By giving himself up, accused-appellant saved the State the time and trouble of searching for him until arrested.17 Thus, the mitigating circumstance of voluntary surrender should be credited in his favor.

Therefore, accused-appellant is guilty of the crime of Homicide only, penalized under Article 249 of the Revised Penal Code with reclusion temporal. Considering the attendance of the mitigating circumstance of voluntary surrender, the penalty shall be imposed in its minimum period, pursuant to Article 64 (2) of the aforesaid Code. Applying further the Indeterminate Sentence Law, accused-appellant is entitled to a minimum term to be taken within the range of the penalty next lower, i.e., prision mayor. Hence, accused-appellant is sentenced to suffer the indeterminate penalty of six (6) years and one (1) day of prision mayor, as minimum, to twelve (12) years and one (1) day of reclusion temporal, as maximum.

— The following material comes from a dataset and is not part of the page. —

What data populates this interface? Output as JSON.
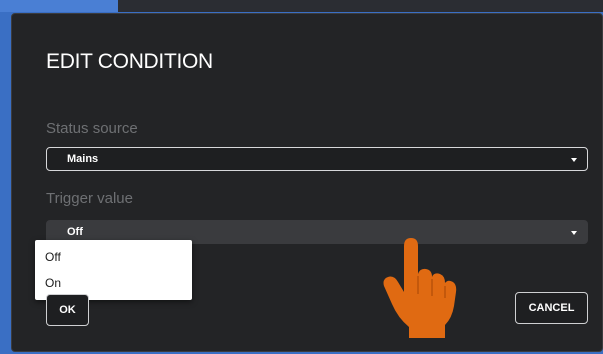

The award of P1,960,000.00 for loss of earning capacity has no basis. The trial court based said award on the bare testimony of Jose Zeta III, the victim’s son. No documentary evidence was presented to support such award. Hence, it must be deleted conformably with this Court’s ruling in People v. Panabang:18

Indemnification for loss of earning capacity partakes of the nature of actual damages which must be duly proven. A self-serving statement, being unreliable, is not enough. The father of the victim has testified on the latter’s monthly income of P12,000.00. But for lost income to be recovered, there must likewise be an unbiased proof of the deceased’s average, not just gross, income. An award for lost earning capacity refers to the net income of the deceased, i.e., his total net of expenses.

On the other hand, in line with prevailing jurisprudence, we affirm the award of P50,000.00 as civil indemnity for the death of the victim. The trial court’s award of P30,000.00 as moral damages should be increased to P50,000.00, in accordance with prevailing jurisprudence. The award for funeral and medical expenses being amply supported by documentary evidence is also sustained.1âwphi1.nêt

WHEREFORE, in view of the foregoing, the decision of the Regional Trial Court of Marikina City, Branch 272, in Criminal Case No. 95-695-MK, is MODIFIED: Accused-appellant is found guilty of the crime of Homicide and is sentenced to suffer the indeterminate penalty of six (6) years and one (1) day of prision mayor, as minimum, to twelve (12) years and one (1) day of reclusion temporal, as maximum. He is further ordered to pay the heirs of the deceased, Jose Zeta, Jr., moral damages in the increased amount of P50,000.00, in addition to civil indemnity in the amount of P50,000.00, funeral expenses in the amount of P14,000.00, and medical expenses in the amount of P770.00, awarded by the trial court. The award of loss of earning capacity in the amount of P1,960,000.00 is DELETED for lack of basis.

SO ORDERED.

Davide, Jr., C.J., Puno, Kapunan, and Austria-Martinez, JJ., concur.


Footnote

1 Decision, Rollo, p. 14.

2 Records, p. 1.

3 People v. Galvez, G.R. No. 130397, January 17, 2002.

4 Ibid.

5 Ibid.

6 Ibid.

7 Decision, Records, p. 331.

8 See Note 5.

9 People v. Salva, G.R. No. 132351, January 10, 2002.

10 People v. Hermosa, G.R. No. 131805, September 7, 2001.

11 People v. Briones Aytalin, G.R. No. 134138, June 21, 2001.

12 TSN, July 16, 1996, p. 5.

13 People v. Lumintigar, G.R. No. 132557, January 15, 2002.

14 People v. Magallanes, 275 SCRA 222 [1997].

15 People v. Embarga, 319 SCRA 304 [1999].

16 People v. Sion, 277 SCRA 127 [1997].

17 Ibid.

18 G.R. Nos. 137514-15, January 16, 2002.